Altogether, the Dow Jones Industrials ended Monday’s session down 171 points, or .5%, the broader S&P 500 lost 16 points (.4%), and the tech-heavy NASDAQ fared the best of the lot, slipping less than a quarter of a percentage point. Most of the major market sectors lost ground for the day, with the largest declines coming from energy (- 2.2%), financials (-1.1%), and healthcare stocks (-1.1%). Consumer discretionary issues bucked the trend, rising .6%, while communication services added a third of a percentage point. Meanwhile oil prices rose to their highest level in more than seven years, briefly crossing the $95-a-barrel mark before closing slightly lower. The European exchanges were hit even harder with losses ranging from 1.7% in the U.K. to 2.3% in France.

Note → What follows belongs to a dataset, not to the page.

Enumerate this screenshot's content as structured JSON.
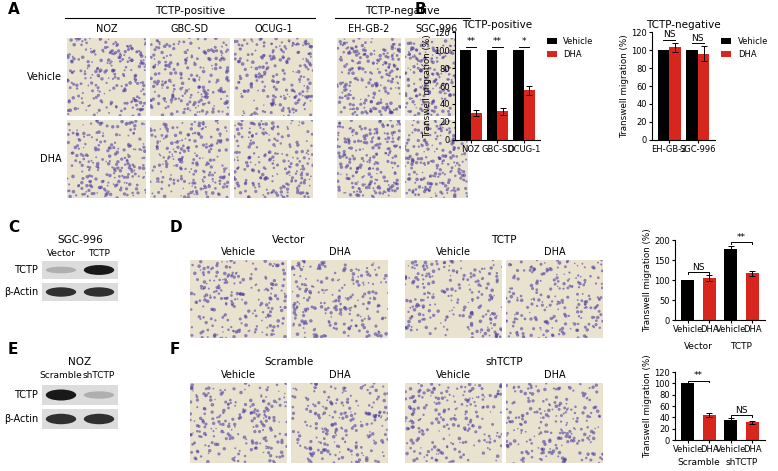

While earnings season continues to roll on, this week will also bring a number of closely watched economic reports. This includes retail sales for January on Wednesday, followed by initial jobless claims, building permits, and housing starts on Thursday, as well as existing home sales and leading economic indicators on Friday, among others.
– Mario Ferro
At the time of this article’s writing, the author did not have positions in any of the companies mentioned.